Here is the number that most people will care about; $30 million.
That is how much you are paying this year to transport Missouri's low-income citizens to doctor's appointments, surgeries, and dialysis.
Since Logisticare took over the state contract in October, the I-Team has received complaints about drivers no showing or arriving four to five hours late.
We met Shirley Valentine at her home at 4 a.m. as she got ready for a driver to pick her up and take her to dialysis.
Seven years ago high blood pressure led to kidney failure. Now, she needs dialysis three times a week. If her driver is late, that time is subtracted off of her treatment. "That is cutting my life in half," she explained.
St. Louis vendors, hired by Logisticare, are her lifeline. But too often she says they don't show up.
Missouri officials say Logisticare provided 127,000 rides in November and December and 99.6 percent of them went well.
But, officials didn't want to talk on camera about Shirley or hundreds of trips that did not go well.
So, the I-Team focused on public documents detailing complaints against Logisticare.
There were less than 500 reports but those records paint a picture of frustration for a group of people often marginalized and underserved.
In November and December three patients were hospitalized after drivers no-showed for dialysis treatments.
A wheelchair rider was ejected from his seat after the driver failed to secure him and slammed on the brakes.
Social workers at dialysis units around the state filed complaints about drivers being four and five hours late.
Hospital nurses reported delayed discharges due to driver's no showing. One nurse complained of a patient waiting 22 hours for his ride to show up.
Another patient waited two hours to be picked up after a chemotherapy treatment.
And, another missed a doctor's appointment regarding his kidney transplant.
Robert Brown is President of EMT, the largest Logisticare vendor in St. Louis. EMT is also the vendor with the most complaints regarding no-shows and late pickups.

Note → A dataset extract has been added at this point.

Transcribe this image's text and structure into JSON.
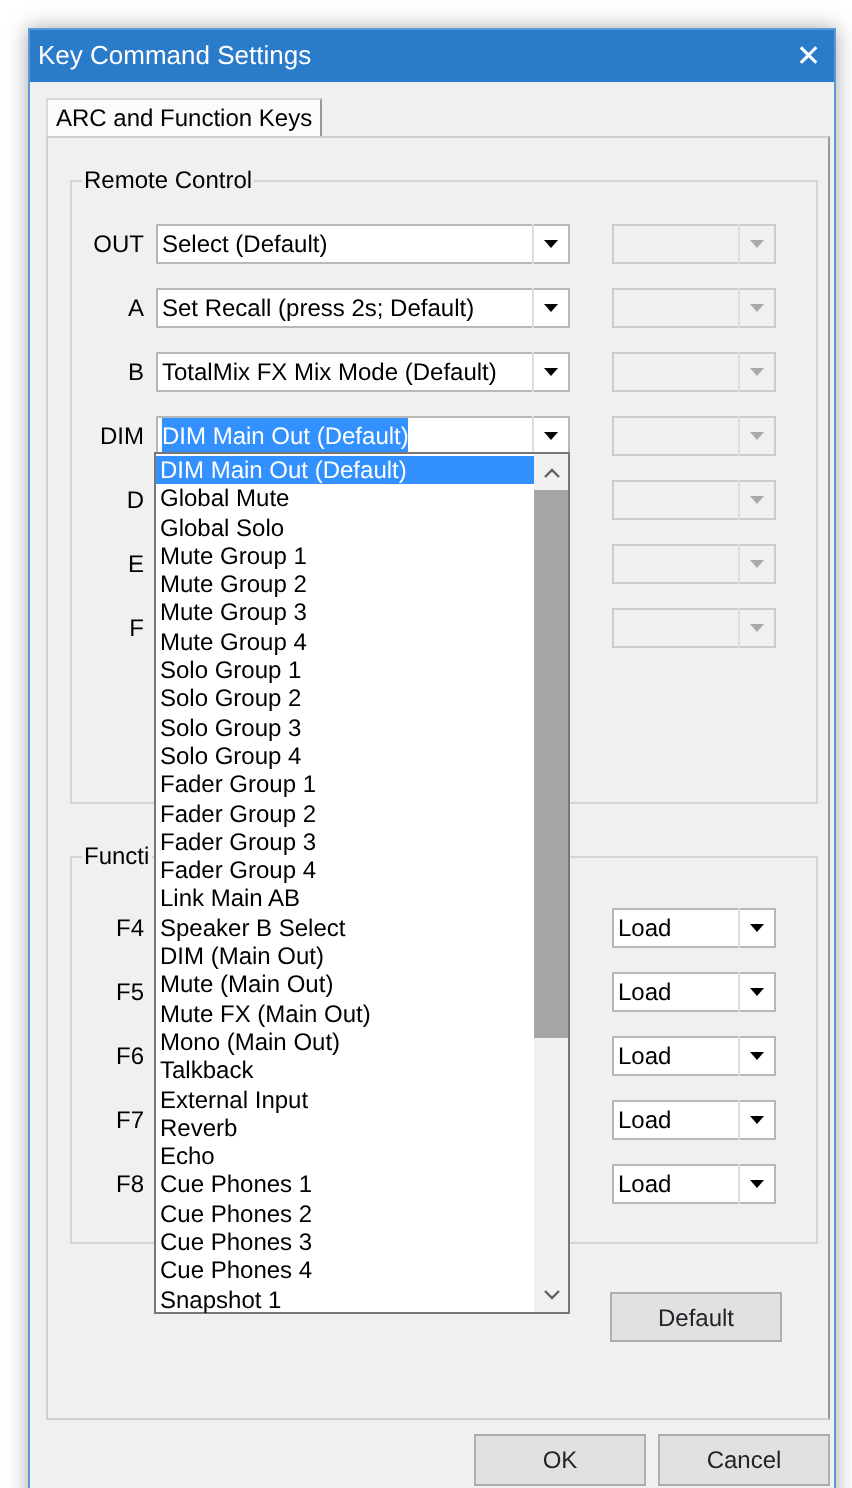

"We do care. We care maybe more than you recognize," said Brown.
He said his company is always looking for ways to improve service and that even one complaint is one too many. He said, "I'm not happy about it, neither is any of our staff."
EMT upgraded its cars with GPS to better track on time performance last month and records show its driver's numbers are improving.

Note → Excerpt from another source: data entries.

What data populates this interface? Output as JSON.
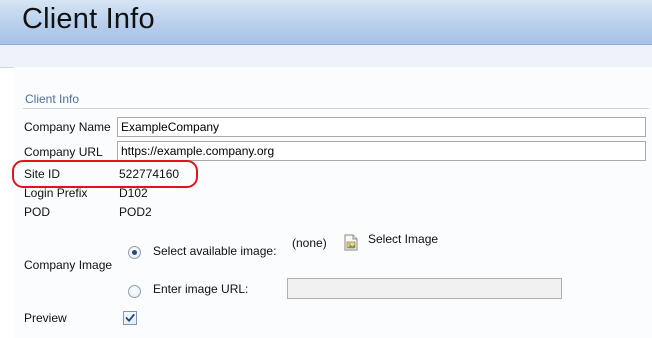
{
  "page": {
    "title": "Client Info"
  },
  "section": {
    "title": "Client Info"
  },
  "fields": {
    "company_name": {
      "label": "Company Name",
      "value": "ExampleCompany"
    },
    "company_url": {
      "label": "Company URL",
      "value": "https://example.company.org"
    },
    "site_id": {
      "label": "Site ID",
      "value": "522774160"
    },
    "login_prefix": {
      "label": "Login Prefix",
      "value": "D102"
    },
    "pod": {
      "label": "POD",
      "value": "POD2"
    }
  },
  "company_image": {
    "label": "Company Image",
    "option_available": {
      "label": "Select available image:",
      "selected": true
    },
    "current_image": "(none)",
    "select_image_link": "Select Image",
    "option_url": {
      "label": "Enter image URL:",
      "selected": false,
      "value": ""
    }
  },
  "preview": {
    "label": "Preview",
    "checked": true
  },
  "colors": {
    "highlight": "#e0141e",
    "header": "#b8cfec",
    "section_title": "#4d6f99"
  },
  "icons": {
    "select_image": "image-file-icon"
  }
}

Brown said, "Its people. If we are at 99.9 percent, that means one out of every thousand, and if it were my grandmother that was that one, I would be highly upset."

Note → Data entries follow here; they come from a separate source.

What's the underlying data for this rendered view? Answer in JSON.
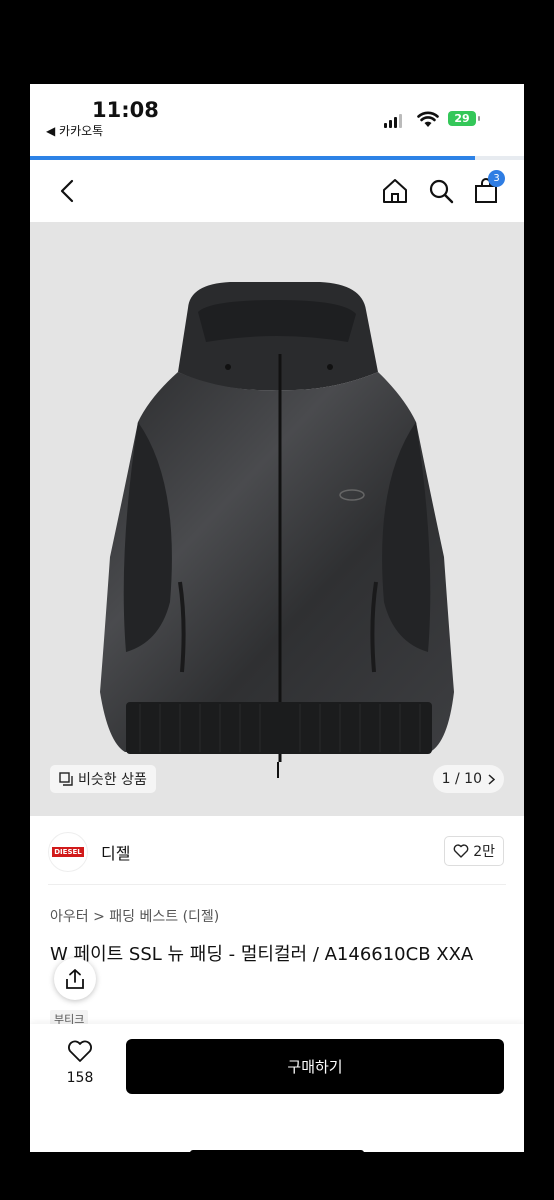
{
  "status_bar": {
    "time": "11:08",
    "back_app": "◀ 카카오톡",
    "battery": "29"
  },
  "progress": {
    "fraction": 0.9
  },
  "nav": {
    "cart_count": "3"
  },
  "gallery": {
    "similar_label": "비슷한 상품",
    "counter": "1 / 10",
    "background": "#e4e4e4"
  },
  "brand": {
    "logo_text": "DIESEL",
    "name": "디젤",
    "likes": "2만"
  },
  "breadcrumb": "아우터 > 패딩 베스트 (디젤)",
  "product": {
    "title": "W 페이트 SSL 뉴 패딩 - 멀티컬러 / A146610CB XXA",
    "tag": "부티크"
  },
  "bottom_bar": {
    "wish_count": "158",
    "buy_label": "구매하기"
  },
  "colors": {
    "accent": "#2d82e6",
    "battery": "#34c759",
    "brand_red": "#d11a1a",
    "buy_button": "#000000"
  }
}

State officials and those with Logisticare say they are constantly looking for ways to improve service and to address the less than one percent of complaints.
To those in that one percent, words don't mean much.
Through tears and some anger Shirley said, "I'm trying to stay alive and they don't care. They don't care."
On the day we went with Shirley to dialysis, her driver was on time.
After her three hour treatment, she waited another hour to get picked up and taken home.
Albert Cortina, the Chief Administrative Officer with Logisticare sent a statement saying in part,"It is our goal to manage a program that delivers safe, on-time service to each member accessing the benefit in a manner that is the most efficient for the citizens of Missouri and most effective for the medical provider community."
If you have a complaint or are experiencing problems with a vendor you can call 1-800-392-2161.
We'll continue to monitor the state numbers and complaints for Shirley and others who feel they don't have a voice.